Tüm bu sunum baştan sona bir yalandan ibarettir. Harris, açıklamasında, “Yahudi tarihinin uzun ve olağanüstü eğrisi pogromlar, önyargılar, katliamlar ve ayrılıklarla doludur,” diyor. Yeterince doğru. Peki ya Filistinlilerin, Britanya emperyalizminin baskısını, Siyonist sömürgeciliği ve on yıllardır vatansız mülteciler olarak sürdürülen yaşamı da kapsayan “uzun tarih eğrisi” ne olacak?
Resmi törenlerin kısa ve göstermelik karakteri -Biden ve eşi mum yakıp üç dakikalık İbranice duayı dinlediler; Harris ve eşi resmi konutunun dışına bir ağaç diktiler ve sonra içeri girdiler- dünya nüfusunun resmi yalanları gördüğünün ve bu tür jestlerle ikna edilemeyeceğinin adeta bir itirafıydı.
Washington Post’un Siyonizm yanlısı köşe yazarı ve editör yardımcısı Ruth Marcus’un Pazartesi günü itiraf ettiği gibi, “İsrail … sempatik bir kurban olmaktan ziyade uluslararası bir parya haline gelmiştir - ve açık konuşmak gerekirse, böyle olmasına bizzat yardımcı olmuştur.”

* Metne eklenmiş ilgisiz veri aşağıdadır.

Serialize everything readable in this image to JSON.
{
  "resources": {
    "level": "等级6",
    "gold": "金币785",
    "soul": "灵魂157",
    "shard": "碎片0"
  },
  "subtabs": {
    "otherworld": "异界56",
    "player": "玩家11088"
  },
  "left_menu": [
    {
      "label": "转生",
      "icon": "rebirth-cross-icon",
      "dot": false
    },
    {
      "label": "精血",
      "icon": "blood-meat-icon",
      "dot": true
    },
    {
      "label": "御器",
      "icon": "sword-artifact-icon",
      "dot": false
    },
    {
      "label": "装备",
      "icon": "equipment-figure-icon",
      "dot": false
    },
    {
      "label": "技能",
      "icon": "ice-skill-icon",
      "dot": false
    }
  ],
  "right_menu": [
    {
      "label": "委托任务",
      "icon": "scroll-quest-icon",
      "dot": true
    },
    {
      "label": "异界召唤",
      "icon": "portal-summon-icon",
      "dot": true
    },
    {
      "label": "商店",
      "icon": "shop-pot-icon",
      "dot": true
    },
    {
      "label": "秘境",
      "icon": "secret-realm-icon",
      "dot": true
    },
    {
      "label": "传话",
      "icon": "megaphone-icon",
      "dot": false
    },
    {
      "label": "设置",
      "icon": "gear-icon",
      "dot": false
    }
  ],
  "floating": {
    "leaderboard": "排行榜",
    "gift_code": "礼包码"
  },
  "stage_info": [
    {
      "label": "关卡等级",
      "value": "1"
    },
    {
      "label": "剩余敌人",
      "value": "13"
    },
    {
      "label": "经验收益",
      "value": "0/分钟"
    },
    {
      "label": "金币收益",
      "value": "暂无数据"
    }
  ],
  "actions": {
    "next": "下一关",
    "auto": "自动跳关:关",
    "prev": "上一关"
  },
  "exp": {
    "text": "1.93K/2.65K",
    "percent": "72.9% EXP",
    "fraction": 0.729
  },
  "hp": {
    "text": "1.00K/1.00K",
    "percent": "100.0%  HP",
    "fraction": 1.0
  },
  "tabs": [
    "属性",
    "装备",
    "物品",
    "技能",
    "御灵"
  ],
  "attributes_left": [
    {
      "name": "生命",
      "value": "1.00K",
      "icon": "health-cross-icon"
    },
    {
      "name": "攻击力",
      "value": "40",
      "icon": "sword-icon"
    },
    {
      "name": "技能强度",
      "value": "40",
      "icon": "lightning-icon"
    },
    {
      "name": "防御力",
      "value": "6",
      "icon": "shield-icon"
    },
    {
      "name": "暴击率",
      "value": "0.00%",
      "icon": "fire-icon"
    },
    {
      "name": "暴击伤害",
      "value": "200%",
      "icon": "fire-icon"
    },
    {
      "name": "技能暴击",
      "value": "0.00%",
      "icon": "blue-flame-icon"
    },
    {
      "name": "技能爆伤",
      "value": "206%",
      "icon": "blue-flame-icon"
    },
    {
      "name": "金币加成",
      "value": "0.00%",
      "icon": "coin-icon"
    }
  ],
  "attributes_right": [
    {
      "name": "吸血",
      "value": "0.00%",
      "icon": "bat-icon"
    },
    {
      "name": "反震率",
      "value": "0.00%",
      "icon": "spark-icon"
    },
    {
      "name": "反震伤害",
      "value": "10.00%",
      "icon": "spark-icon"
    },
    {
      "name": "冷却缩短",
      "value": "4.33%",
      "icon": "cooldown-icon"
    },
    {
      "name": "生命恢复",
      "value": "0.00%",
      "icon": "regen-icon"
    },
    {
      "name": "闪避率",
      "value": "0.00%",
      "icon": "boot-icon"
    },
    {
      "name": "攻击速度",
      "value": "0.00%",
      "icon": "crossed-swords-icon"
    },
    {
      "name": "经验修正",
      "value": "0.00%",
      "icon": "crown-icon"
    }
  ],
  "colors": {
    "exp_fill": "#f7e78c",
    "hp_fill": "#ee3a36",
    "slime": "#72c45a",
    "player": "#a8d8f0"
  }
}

Gerçekten de dünya kamuoyu ezici bir çoğunlukla Filistinlilerin yanında yer almaktadır. Buna, Holokost’u devasa suçları meşrulaştırmak için kullanan İsrailli faşistlere düşman olan ve sayıları giderek artan Yahudi işçiler ve gençler de dahildir.
Sadece İsrail de değil. Siyonist rejim Ortadoğu’da emperyalizmin mızrak başıdır. Amerika Birleşik Devletleri de dünya nüfusunun büyük çoğunluğu tarafından neredeyse akıl almaz boyutlarda devam eden katliamın sorumlusu olarak görülen uluslararası bir parya konumundadır. Amerikan hükümeti, NATO’daki müttefikleriyle birlikte, kendisini açıkça toplu katliamla ilişkilendirmekte ve toplu katliamı savunmaktadır.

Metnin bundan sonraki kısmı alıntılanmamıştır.